While the statute in question is operative only in the state of Illinois, it is obnoxious to the criticism made of the Louisiana statute in Hall v. De Cuir, 95 U. S. 485, 24 L. ed. 547, that 'while it purports only to control the carrier when engaged within the state, it must necessarily influence his conduct, to some extent, in the management of his business throughout his entire voyage. . . . If each state was at liberty to regulate the conduct of carriers while within its jurisdiction, the confusion likely to follow could not but be productive of great inconvenience and unnecessary hardship. Each state could provide for its own passengers and regulate the transportation of its own freight regardless of the interests of others.' The distinction between this statute and regulations requiring passenger trains to stop at railroad crossings and drawbridges, and to reduce the speed of trains when running through crowed thoroughfares; requiring its tracks to be fenced, and a bell and whistle to be attached to each engine, signal lights to be carried at night, and tariff and time tables to be posted at proper places, and other similar requirements contributing to the safety, comfort, and convenience of their patrons,—is too obvious to require discussion. Railroad Commission Cases, 116 U. S. 307, 334, sub nom. Stone v. Farmers' Loan & T. Co. 29 L. ed. 636, 645, 6 Sup. Ct. Rep. 334, 388, 1191.
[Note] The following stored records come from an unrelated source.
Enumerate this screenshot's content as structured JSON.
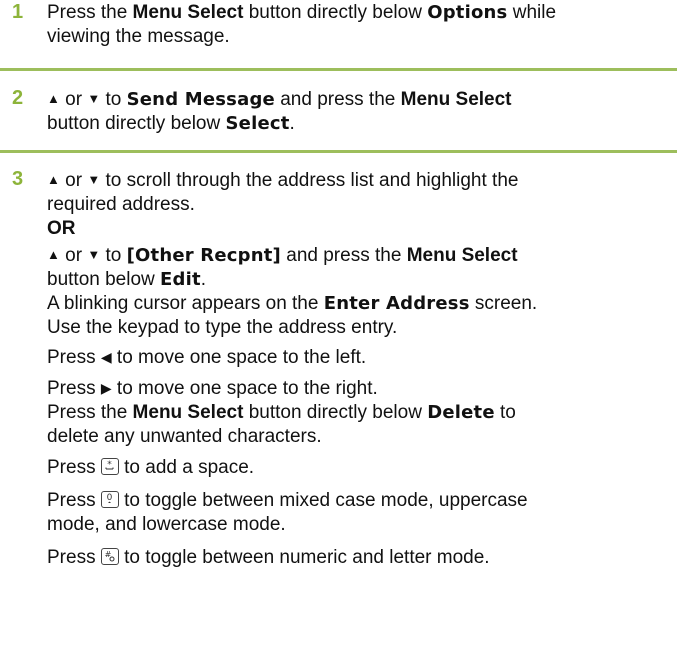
{
  "steps": [
    {
      "number": "1",
      "lines": [
        {
          "pre": "Press the ",
          "bold": "Menu Select",
          "mid": " button directly below ",
          "disp": "Options",
          "post": " while"
        },
        {
          "text": "viewing the message."
        }
      ]
    },
    {
      "number": "2",
      "line1": {
        "up": "▲",
        "or": " or ",
        "down": "▼",
        "to": " to ",
        "disp": "Send Message",
        "mid": " and press the ",
        "bold": "Menu Select"
      },
      "line2": {
        "pre": "button directly below ",
        "disp": "Select",
        "post": "."
      }
    },
    {
      "number": "3",
      "a1": {
        "up": "▲",
        "or": " or ",
        "down": "▼",
        "post": " to scroll through the address list and highlight the"
      },
      "a2": "required address.",
      "or_label": "OR",
      "b1": {
        "up": "▲",
        "or": " or ",
        "down": "▼",
        "to": " to ",
        "disp": "[Other Recpnt]",
        "mid": " and press the ",
        "bold": "Menu Select"
      },
      "b2": {
        "pre": "button below ",
        "disp": "Edit",
        "post": "."
      },
      "c1": {
        "pre": "A blinking cursor appears on the ",
        "disp": "Enter Address",
        "post": " screen."
      },
      "c2": "Use the keypad to type the address entry.",
      "left": {
        "pre": "Press ",
        "icon": "◀",
        "post": " to move one space to the left."
      },
      "right": {
        "pre": "Press ",
        "icon": "▶",
        "post": " to move one space to the right."
      },
      "del1": {
        "pre": "Press the ",
        "bold": "Menu Select",
        "mid": " button directly below ",
        "disp": "Delete",
        "post": " to"
      },
      "del2": "delete any unwanted characters.",
      "space": {
        "pre": "Press ",
        "post": " to add a space."
      },
      "case1": {
        "pre": "Press ",
        "post": " to toggle between mixed case mode, uppercase"
      },
      "case2": "mode, and lowercase mode.",
      "mode": {
        "pre": "Press ",
        "post": " to toggle between numeric and letter mode."
      }
    }
  ],
  "colors": {
    "accent": "#8DB43A",
    "rule": "#9DBE5C"
  }
}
We are of opinion that the act in question is a direct burden upon interstate commerce, and the judgment of the supreme court of the state of Illinois must therefore be reversed, and the case remanded to that court for further proceedings not inconsistent with this opinion.
Mr. Justice Brewer and Mr. Justice Shiras concurring:
We concur in this judgment on the proposition that the act of the legislature of Illinois, whether reasonable or unreasonable, wise or foolish, is, as applied to the facts of this case, an attempt by the state to directly regulate interstate commerce, and, as such attempt, is beyond the power of the state.